I cannot cook a fresh meal every day, and that is fine
The pressure to cook fresh every night is unrealistic for most people. Here is the setup that actually works in our place.
For a while I held a quiet belief that a responsible adult cooks a fresh meal every day. Then I tried to actually do it, alongside everything else, and it fell apart within a week. Cooking from scratch every single evening is a lot of work, and most of the time there is neither the energy nor the hours for it.
So I stopped aiming for that and built something more realistic.
The problem with cooking fresh daily
Cooking is not just the cooking. It is deciding what to make, having the right ingredients on hand, the actual prep and cooking, and then the cleanup. Doing the full loop every day turns dinner into a second job. Skip it once and the default becomes ordering in, which is expensive and not better for you. The all-or-nothing version is the trap.
What actually works: cooking in batches
The setup that holds up for us is batch cooking. A couple of focused sessions cover most of the week. Make a few base dishes in larger amounts, store them properly, and then most evenings are about reheating and adding something fresh on top rather than starting from zero.
A few things that make it work:
- Cook things that keep well and reheat without turning sad. Curries and stews are better than anything fried or delicate.
- Balance what each person actually wants to eat. We split between the Pakistani food I grew up on and the food my fiancee prefers, so the week has both rather than one person quietly compromising every night.

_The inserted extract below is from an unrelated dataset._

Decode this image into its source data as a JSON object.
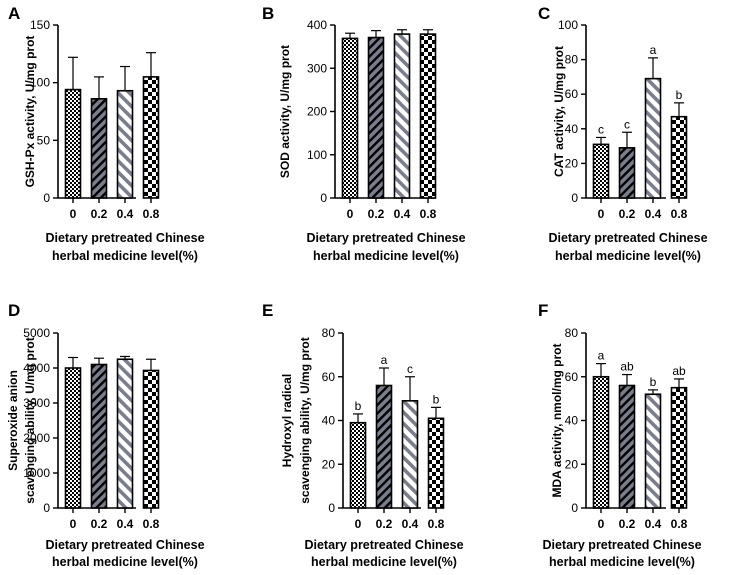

- Keep a few genuinely fast fallback meals for the days the plan collapses, because it will sometimes collapse.
Letting go of the guilt
The mental shift mattered as much as the method. A reheated home-cooked meal is not a failure. It is a meal you made, just on a smarter schedule. Aiming for fresh every night sets you up to feel like you are failing constantly. Aiming for mostly-home-cooked across the week is something you can actually hit.
The goal was never to cook every day. The goal was to eat well most days without burning out, and batching is the only version of that I have managed to keep up.